Ayat di atas berbicara tentang manusia dalam keutuhannya, dan dalam
kedudukannya sebagai kelompok, bukan sebagai wujud individual. Dipahami
demikian, karena pengganti nama pada kata anfusihim (diri-diri mereka)

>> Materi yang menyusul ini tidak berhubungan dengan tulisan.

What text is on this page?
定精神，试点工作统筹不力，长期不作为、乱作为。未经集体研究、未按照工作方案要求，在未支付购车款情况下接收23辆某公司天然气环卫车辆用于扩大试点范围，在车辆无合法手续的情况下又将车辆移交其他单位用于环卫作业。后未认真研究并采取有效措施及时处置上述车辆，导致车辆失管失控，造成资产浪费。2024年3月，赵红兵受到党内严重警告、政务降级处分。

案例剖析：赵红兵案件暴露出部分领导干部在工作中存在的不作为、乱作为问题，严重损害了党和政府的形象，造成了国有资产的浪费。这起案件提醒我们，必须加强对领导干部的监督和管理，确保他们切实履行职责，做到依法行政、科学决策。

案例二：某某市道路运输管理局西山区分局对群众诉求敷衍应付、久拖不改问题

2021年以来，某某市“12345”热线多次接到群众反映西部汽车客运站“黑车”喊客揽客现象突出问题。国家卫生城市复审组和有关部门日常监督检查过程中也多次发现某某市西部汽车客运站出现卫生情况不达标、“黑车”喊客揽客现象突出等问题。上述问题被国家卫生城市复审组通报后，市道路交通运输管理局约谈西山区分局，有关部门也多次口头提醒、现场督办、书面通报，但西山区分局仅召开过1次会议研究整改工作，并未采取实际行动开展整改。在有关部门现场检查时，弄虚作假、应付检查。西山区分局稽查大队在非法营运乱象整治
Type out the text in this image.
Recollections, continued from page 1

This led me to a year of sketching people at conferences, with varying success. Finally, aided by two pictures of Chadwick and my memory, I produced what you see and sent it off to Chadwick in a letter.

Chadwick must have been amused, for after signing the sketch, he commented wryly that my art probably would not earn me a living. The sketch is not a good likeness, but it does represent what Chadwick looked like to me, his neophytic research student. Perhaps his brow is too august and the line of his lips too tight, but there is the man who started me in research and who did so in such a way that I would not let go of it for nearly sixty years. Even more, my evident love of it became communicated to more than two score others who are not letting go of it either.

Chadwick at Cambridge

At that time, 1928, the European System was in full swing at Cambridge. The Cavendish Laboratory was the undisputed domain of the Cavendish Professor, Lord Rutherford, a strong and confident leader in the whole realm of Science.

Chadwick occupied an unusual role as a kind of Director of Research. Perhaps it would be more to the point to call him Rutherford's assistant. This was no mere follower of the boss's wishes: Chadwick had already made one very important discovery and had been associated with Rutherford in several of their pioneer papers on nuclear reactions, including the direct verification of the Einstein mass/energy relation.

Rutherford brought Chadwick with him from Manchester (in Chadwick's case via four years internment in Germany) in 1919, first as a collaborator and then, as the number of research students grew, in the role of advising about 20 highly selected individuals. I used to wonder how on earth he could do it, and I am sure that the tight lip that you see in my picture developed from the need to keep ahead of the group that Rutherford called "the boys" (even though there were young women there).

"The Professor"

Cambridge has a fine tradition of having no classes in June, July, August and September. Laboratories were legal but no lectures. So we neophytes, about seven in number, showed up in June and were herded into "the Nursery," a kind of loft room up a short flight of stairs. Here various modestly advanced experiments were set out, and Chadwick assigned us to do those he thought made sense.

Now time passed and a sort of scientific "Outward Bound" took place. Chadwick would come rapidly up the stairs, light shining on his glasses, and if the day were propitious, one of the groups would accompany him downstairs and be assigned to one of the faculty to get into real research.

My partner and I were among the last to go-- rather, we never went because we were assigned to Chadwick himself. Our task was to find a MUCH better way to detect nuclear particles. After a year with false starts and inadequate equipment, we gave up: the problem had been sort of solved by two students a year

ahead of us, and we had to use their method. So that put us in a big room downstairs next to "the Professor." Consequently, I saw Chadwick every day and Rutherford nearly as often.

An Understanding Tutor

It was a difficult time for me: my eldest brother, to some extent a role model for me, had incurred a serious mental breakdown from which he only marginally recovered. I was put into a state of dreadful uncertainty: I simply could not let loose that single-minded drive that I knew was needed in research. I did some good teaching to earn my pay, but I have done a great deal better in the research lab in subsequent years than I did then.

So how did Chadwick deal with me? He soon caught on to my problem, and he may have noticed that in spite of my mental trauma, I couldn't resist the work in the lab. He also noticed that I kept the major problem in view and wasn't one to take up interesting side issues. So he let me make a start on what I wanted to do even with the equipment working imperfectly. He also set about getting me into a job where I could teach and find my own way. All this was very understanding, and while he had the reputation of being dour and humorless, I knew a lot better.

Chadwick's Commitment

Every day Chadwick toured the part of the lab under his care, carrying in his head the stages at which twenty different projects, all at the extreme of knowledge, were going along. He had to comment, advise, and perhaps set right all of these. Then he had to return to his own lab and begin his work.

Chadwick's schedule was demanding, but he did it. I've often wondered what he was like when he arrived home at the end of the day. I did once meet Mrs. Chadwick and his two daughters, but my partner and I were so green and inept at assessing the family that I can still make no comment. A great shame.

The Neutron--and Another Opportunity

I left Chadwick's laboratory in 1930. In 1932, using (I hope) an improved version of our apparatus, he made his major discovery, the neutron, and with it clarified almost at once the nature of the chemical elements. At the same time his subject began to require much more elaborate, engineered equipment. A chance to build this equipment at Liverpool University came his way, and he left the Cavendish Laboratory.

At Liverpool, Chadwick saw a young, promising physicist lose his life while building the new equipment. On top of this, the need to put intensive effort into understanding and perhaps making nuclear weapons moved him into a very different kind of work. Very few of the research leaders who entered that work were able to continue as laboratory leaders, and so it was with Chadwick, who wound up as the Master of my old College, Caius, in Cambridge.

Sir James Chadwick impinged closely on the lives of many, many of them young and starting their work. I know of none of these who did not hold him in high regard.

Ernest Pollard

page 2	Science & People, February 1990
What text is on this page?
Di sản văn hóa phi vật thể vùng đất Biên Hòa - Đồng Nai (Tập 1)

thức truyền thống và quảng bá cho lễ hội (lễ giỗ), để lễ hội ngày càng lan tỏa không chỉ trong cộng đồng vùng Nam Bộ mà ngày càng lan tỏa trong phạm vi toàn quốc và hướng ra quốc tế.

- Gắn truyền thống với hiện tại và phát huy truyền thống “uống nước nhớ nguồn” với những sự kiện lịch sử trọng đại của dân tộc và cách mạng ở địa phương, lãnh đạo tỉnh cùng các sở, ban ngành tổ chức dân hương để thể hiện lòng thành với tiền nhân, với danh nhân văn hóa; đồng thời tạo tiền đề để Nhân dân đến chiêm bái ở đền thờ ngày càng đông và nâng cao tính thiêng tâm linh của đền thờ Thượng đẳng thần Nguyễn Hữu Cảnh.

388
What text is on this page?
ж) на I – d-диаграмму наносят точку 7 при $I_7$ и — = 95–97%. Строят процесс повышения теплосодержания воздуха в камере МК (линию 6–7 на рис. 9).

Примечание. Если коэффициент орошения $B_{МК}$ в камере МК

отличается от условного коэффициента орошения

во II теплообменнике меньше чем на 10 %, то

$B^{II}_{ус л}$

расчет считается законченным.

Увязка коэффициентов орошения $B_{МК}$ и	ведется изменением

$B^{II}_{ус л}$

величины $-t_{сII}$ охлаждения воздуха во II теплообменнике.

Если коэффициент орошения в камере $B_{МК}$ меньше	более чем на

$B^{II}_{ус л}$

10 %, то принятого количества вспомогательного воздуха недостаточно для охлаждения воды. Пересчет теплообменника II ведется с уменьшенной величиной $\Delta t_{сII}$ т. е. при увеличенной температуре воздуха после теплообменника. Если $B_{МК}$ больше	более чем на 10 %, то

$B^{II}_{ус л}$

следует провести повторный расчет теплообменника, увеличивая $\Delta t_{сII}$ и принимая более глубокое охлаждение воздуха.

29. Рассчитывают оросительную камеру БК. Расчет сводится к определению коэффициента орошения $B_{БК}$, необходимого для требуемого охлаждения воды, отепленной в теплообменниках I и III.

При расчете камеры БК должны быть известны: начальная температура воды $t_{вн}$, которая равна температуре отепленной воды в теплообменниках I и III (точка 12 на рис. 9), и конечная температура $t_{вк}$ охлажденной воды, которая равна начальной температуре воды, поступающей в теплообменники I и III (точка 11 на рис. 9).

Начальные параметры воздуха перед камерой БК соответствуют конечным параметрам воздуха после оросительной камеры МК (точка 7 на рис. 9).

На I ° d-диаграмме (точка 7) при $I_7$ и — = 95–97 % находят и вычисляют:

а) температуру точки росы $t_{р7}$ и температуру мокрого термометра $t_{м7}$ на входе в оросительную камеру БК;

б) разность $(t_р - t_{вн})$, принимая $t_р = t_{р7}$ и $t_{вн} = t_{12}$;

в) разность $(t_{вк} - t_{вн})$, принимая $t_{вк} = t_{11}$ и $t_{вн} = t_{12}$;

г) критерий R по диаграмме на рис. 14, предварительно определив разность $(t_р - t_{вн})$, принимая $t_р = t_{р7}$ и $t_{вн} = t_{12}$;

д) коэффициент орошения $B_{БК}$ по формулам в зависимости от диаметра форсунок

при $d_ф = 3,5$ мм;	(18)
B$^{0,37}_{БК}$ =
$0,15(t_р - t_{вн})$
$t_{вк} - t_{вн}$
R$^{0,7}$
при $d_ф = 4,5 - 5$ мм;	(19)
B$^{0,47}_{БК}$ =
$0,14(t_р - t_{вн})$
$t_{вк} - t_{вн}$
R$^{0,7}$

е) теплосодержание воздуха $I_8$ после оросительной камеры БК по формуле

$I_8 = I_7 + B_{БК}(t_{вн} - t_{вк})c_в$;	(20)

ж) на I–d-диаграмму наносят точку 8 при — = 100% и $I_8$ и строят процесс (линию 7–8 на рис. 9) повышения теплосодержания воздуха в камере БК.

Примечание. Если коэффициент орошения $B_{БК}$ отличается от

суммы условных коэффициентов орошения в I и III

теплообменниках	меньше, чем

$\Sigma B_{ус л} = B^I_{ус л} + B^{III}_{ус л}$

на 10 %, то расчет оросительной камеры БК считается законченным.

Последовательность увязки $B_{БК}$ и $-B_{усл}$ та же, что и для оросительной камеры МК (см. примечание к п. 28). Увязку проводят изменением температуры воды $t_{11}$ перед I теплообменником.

tertuju kepada qawm (kelompok/masyarakat). Ini berarti bahwa
seseorang, betapapun hebatnya, tidak dapat melakukan perubahan, kecuali
setelah ia mampu mengalirkan arus perubahan kepada sekian banyak orang,
yang pada gilirannya menghasilkan gelombang, atau paling sedikit
riak-riak perubahan dalam masyarakat.
Pentingnya keterkaitan antara pribadi dan masyarakat, serta besarnya
perhatian Al-Quran terhadap lahirnya perubahan-perubahan positif,
mengantar kepada berulangnya ayat-ayatnya yang menekankan tanggung jawab
perorangan dan tanggung jawab kolektif.
Tidak ada satu makhluk (berakal) pun di langit dan di
bumi kecuali akan datang kepada Tuhan Yang Maha Pemurah sebagai hamba.
Sesungguhnya Allah telah menentukan jumlah mereka dan menghitung mereka
dengan hitungan gang teliti. Dan tiap-tiap mereka akan datang kepada
Allah pada hari kiamat dengan sendiri-sendiri (QS Maryam [19]: 93-95).
Ayat di atas adalah satu dari sekian ayat yang berbicara tentang tanggungjawab
pribadi. Namun di samping itu, terdapat sekian ayat yang berbicara
tentang tanggung jawab kolektif, seperti dalam surat Al-Jatsiyah
(45): 28,
(Di hari kemudian) kamu akan melihat setiap
umat/masyarakat bertekuk lutut, setiap masyarakat diajak untuk membaca
kitab amalnya ...
Al-Quran juga menginformasikan bahwa setiap masyarakat mempunyai usia:
Setiap masyarakat mempunyai ajal (QS Al-A'raf [7]: 34).
Kedua ayat di atas tidak berbicara tentang ajal perorangan, tetapi ajal
masyarakat. Lengah akan adanya usia atau ajal bagi setiap masyarakat,
dapat mengantar kepada kekeliruan penafsiran.
Kehancuran satu masyarakat --atau dengan kata lain: kehadiran ajalnya--
tidak secara otomatis mengakibatkan kematian seluruh penduduknya, bahkan
boleh jadi mereka semua secara individual tetap hidup. Namun,
kekuasaan, pandangan, dan kebijaksanaan masyarakat berubah total,
digantikan oleh kekuasaan, pandangan, dan kebijaksanaan yang berbeda
dengan sebelumnya.
Demikianlah gambaran singkat tentang beberapa aspek dari sekian banyak
aspek yang dikemukakan Al-Quran tentang masyarakat.
Referensi
- Prof. Dr. M. Quraish Shihab, MA., Wawasan Al-Quran, Tafsir
Maudhu'i atas Pelbagai Persoalan Umat, Penerbit Mizan, Bandung,
1997.
- Dr. Syauqi Abu Khalil, Atlas Al-Quran, Membuktikan Kebenaran
Fakta Sejarah yang Disampaikan Al-Qur'an secara Akurat disertai Peta
dan Foto, Dar al-Fikr Damaskus, Almahira Jakarta, 2008.
- Prof. Dr. Azyumardi Azra, MA, Dr. Ahmad Qodri Abdillah Azizy,
MA, Dr. A. Chaeruddin, SH., etc. Ensiklopedi Tematis Dunia Islam,
Penerbit PT. Ichtiar Baru Van Hoeve, Jakarta, 2008, Editor : Prof. Dr.
Taufik Abdullah, Prof. Dr. M. Quraish Shihab, Prof. Dr. H. Ahmad
Sukardja, MA.
- Sami bin Abdullah bin Ahmad al-Maghluts, Atlas Sejarah Para
Nabi dan Rasul, Mendalami Nilai-nilai Kehidupan yang Dijalani Para
Utusan Allah, Obeikan Riyadh, Almahira Jakarta, 2008.